Elle est une lumière nue
Presque sauvage
Qui naît dans le retrait
Dans l'écoute
Dans l'acceptation de ce qui est.
Elle se révèle parfois
Lorsque l'on s'assoit sur un simple accotoir
Le dos reposé
Le souffle calme
Et que l'on laisse le monde venir à soi sans le presser.
Il y a des saisons pour tout
Et certaines coruscations ne se dévoilent qu'en Août
Lorsque l'air est lourd
Que les ombres s'allongent
Et que le temps semble se dilater.
D'autres surgissent dans le froid
Dans la nuit
Dans les moments où l'on croit que rien ne peut encore scintiller.
Elle se glisse dans les contours de nos journées
Dans les interstices
Dans les gestes que l'on croyait insignifiants.
On avance alors
Croisant des regards
Des chemins
Des souvenirs
Comme autant de fragments de lumière.
On découvre que même les citrons les plus acides
Ces épreuves que l'on aurait voulu éviter
Peuvent devenir des sources d'éclat
Lorsqu'on les presse avec douceur
Car la vie
Parfois
Se révèle dans l'amertume apprivoisée
Dans la saveur qui surprend et réveille.
La coruscation n'est pas un état permanent.
Elle est un passage
Un souffle
Une invitation.
Elle nous apprend à ralentir
À écouter
À reconnaître ce qui brille sans bruit.
Elle nous invite à poser des actions qui ne cherchent pas la gloire
Mais la justesse.
À marcher sans précipitation
À accueillir ce qui se présente
À laisser la lumière se déposer sur nous telle une bénédiction discrète.
Et peut-être qu'un jour
Sans prévenir
Nous comprendrons que la coruscation n'était pas un phénomène extérieur
Mais une manière d'habiter le monde.
Une manière de regarder
De sentir
De respirer.
Une manière de se tenir
Simplement
Dans la vérité de son être
Tel un cactus qui
Malgré ses épines
Offre une fleur improbable au milieu du désert.



Bravo Marie Sylvie, superbe cerise sur et le gâteau, tu as bien bossé.
RépondreSupprimerBises et bon début de semaine.
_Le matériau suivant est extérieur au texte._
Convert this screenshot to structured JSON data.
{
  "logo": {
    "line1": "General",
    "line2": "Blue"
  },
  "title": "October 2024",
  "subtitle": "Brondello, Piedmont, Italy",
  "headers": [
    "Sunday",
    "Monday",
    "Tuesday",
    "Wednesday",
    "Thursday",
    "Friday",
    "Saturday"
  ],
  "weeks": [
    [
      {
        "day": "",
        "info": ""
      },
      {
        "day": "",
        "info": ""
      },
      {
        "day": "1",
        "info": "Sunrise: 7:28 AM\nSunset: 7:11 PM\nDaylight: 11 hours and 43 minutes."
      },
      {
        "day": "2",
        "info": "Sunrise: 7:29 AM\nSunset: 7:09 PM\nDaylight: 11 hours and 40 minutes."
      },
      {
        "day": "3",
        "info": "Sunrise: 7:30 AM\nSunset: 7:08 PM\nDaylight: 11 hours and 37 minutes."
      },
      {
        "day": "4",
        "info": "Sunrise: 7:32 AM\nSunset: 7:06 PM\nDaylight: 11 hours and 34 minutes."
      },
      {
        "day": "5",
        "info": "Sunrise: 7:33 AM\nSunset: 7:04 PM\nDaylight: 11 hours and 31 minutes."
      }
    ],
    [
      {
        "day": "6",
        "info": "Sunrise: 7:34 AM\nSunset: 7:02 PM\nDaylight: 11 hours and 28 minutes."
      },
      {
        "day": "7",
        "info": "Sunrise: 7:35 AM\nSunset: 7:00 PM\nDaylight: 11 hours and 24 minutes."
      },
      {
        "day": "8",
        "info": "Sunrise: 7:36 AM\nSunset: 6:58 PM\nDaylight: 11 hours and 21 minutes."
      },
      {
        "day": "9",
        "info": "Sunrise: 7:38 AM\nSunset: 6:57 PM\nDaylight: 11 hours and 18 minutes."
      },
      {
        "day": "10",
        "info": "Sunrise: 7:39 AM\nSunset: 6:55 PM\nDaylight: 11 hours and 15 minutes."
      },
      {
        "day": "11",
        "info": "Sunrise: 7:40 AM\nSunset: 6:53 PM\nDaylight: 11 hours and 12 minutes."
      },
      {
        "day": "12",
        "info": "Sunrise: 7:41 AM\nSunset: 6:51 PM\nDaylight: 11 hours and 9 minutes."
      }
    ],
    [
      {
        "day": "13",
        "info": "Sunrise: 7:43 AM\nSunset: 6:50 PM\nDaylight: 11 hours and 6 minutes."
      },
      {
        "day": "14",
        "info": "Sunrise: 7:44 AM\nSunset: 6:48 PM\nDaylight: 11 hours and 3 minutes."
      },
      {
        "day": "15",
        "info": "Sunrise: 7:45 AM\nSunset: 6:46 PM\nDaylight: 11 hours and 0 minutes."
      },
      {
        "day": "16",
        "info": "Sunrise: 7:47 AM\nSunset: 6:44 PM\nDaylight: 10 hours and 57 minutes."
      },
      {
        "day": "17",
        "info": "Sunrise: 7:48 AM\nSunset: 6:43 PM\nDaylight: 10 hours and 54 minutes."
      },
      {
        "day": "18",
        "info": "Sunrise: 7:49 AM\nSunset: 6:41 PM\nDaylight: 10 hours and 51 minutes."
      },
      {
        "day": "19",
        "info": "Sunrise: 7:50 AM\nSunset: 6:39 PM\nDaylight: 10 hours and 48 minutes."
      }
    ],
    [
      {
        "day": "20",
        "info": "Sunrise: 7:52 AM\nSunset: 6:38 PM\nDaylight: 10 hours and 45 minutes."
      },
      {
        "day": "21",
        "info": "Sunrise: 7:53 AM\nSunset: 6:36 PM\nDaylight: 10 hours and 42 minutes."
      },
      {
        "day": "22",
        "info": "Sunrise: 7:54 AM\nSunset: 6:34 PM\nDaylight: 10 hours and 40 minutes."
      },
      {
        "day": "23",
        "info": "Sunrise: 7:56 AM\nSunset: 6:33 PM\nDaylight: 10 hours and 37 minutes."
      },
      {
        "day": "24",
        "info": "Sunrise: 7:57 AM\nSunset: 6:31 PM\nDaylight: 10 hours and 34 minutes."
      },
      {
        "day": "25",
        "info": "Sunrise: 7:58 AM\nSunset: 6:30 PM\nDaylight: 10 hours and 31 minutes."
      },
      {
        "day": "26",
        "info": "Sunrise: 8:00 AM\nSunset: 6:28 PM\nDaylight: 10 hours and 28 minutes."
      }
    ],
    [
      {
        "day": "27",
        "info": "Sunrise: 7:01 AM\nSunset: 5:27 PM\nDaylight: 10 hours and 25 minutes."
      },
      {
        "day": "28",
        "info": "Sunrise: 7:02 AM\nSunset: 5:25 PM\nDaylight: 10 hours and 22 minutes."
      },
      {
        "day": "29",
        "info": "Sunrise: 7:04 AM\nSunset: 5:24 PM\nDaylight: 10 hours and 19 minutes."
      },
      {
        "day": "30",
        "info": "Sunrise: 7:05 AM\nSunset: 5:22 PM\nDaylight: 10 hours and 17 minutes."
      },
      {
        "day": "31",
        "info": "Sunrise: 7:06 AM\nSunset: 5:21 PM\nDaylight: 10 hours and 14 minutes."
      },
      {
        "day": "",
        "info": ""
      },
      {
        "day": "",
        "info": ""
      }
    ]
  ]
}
Zaza
Bonjour Marie-Sylvie. Ce mot t'a bien inspirée. Tu as écrit un joli poème. Bonne journée
RépondreSupprimerBien dit, et exploité ce mot mystère, bravo, amitiés, jill
RépondreSupprimerBonjour Marie Sylvie
RépondreSupprimerC'est Ecridelle ex Ghislaine.
Quelle belle façon tu eu pour écrire avec ces mots pas faciles à placer mais tu t'en sors très bien !Bravo !
Contente de te relire. Peux tu m'abonner ? Finalement écrire me manquait trop et j'ai été
très présompteuse a fermer tous mes blogs ! Donc me revoici.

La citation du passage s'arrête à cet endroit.